With the increased use of information, communication technology to conduct business and market products and services to consumers, President Mnangagwa said there was also need to put mechanisms to regulate the practice.

"We must guarantee safety, predictability, transparency and consistency for the benefit of both consumers and our economy as a whole from the use of digital platforms," President Mnangagwa said.

He commended industry for adapting to the changing operational environment brought about by Covid-19 and the economically stable environment now prevailing should give impetus to industry and commerce to provide quality goods and services.

"I challenge stakeholders to always act in the national interest informed by the overarching need to improve the quality of life of our citizenry. Let us be pro-active with regards to how we conduct business and trade."

In his remarks, VP Chiwenga said the consolidation of legislation protecting consumers' rights brought to the fore the globally accepted practice that the consumer is the king. The law would also bring fairness and transparency in the market.

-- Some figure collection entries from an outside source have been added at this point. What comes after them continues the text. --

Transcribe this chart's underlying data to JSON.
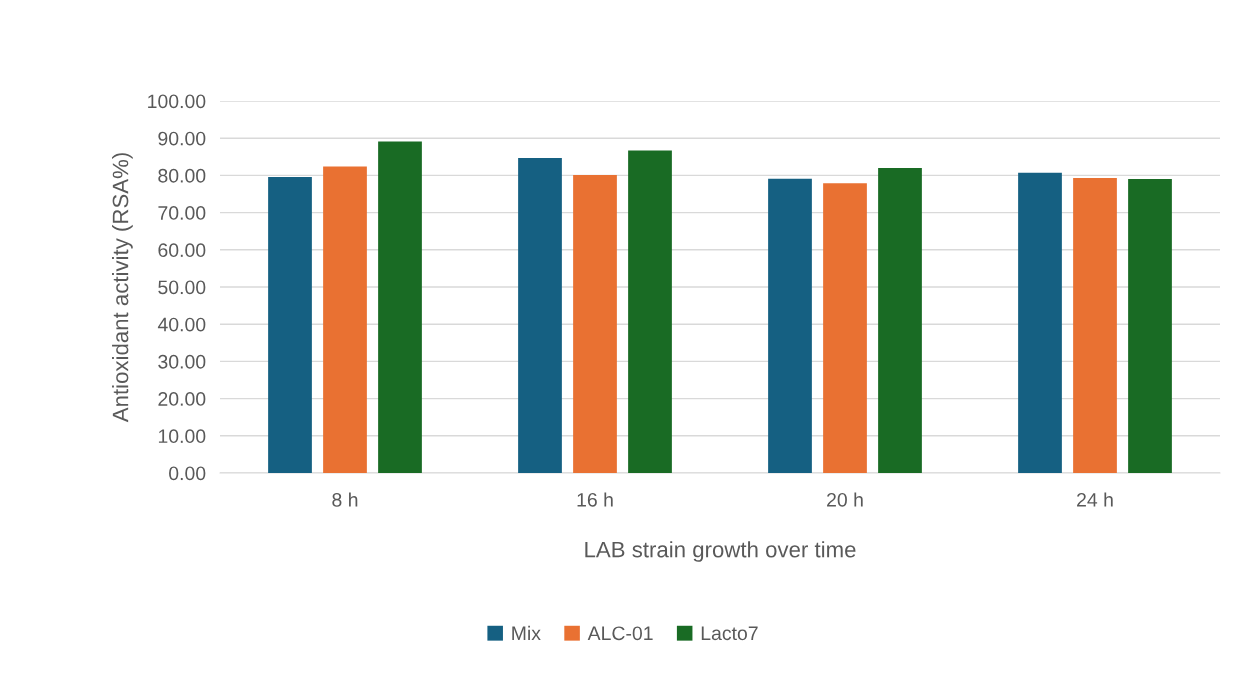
{
  "chart_data": {
    "type": "bar",
    "xlabel": "LAB strain growth over time",
    "ylabel": "Antioxidant activity (RSA%)",
    "categories": [
      "8 h",
      "16 h",
      "20 h",
      "24 h"
    ],
    "series": [
      {
        "name": "Mix",
        "color": "#156082",
        "values": [
          79.6,
          84.7,
          79.1,
          80.7
        ]
      },
      {
        "name": "ALC-01",
        "color": "#e97132",
        "values": [
          82.4,
          80.1,
          77.9,
          79.3
        ]
      },
      {
        "name": "Lacto7",
        "color": "#196b24",
        "values": [
          89.1,
          86.7,
          82.0,
          79.0
        ]
      }
    ],
    "ylim": [
      0,
      100
    ],
    "yticks": [
      {
        "value": 0,
        "label": "0.00"
      },
      {
        "value": 10,
        "label": "10.00"
      },
      {
        "value": 20,
        "label": "20.00"
      },
      {
        "value": 30,
        "label": "30.00"
      },
      {
        "value": 40,
        "label": "40.00"
      },
      {
        "value": 50,
        "label": "50.00"
      },
      {
        "value": 60,
        "label": "60.00"
      },
      {
        "value": 70,
        "label": "70.00"
      },
      {
        "value": 80,
        "label": "80.00"
      },
      {
        "value": 90,
        "label": "90.00"
      },
      {
        "value": 100,
        "label": "100.00"
      }
    ],
    "grid": "y",
    "legend": "bottom"
  }
}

Industry and Commerce Minister Dr Sekai Nzenza said protection of consumers was necessary as they were the drivers of industry and commerce.

"Consumers drive the economic development. Without consumers there will be no markets," she said.

Consumer Council of Zimbabwe chairman Mr Philip Bvumbe thanked President Mnangagwa and the Government for enacting the law after many years of lobbying for such a piece of legislation.

Meanwhile, the President yesterday pledged to pay school fees for three Harare triplets, Tanyaradzwa, Anesuishe and Ruvarashe Chandavengerwa, who delivered a poem during the ceremony. The three are in Grade Five at Crowhill Primary School.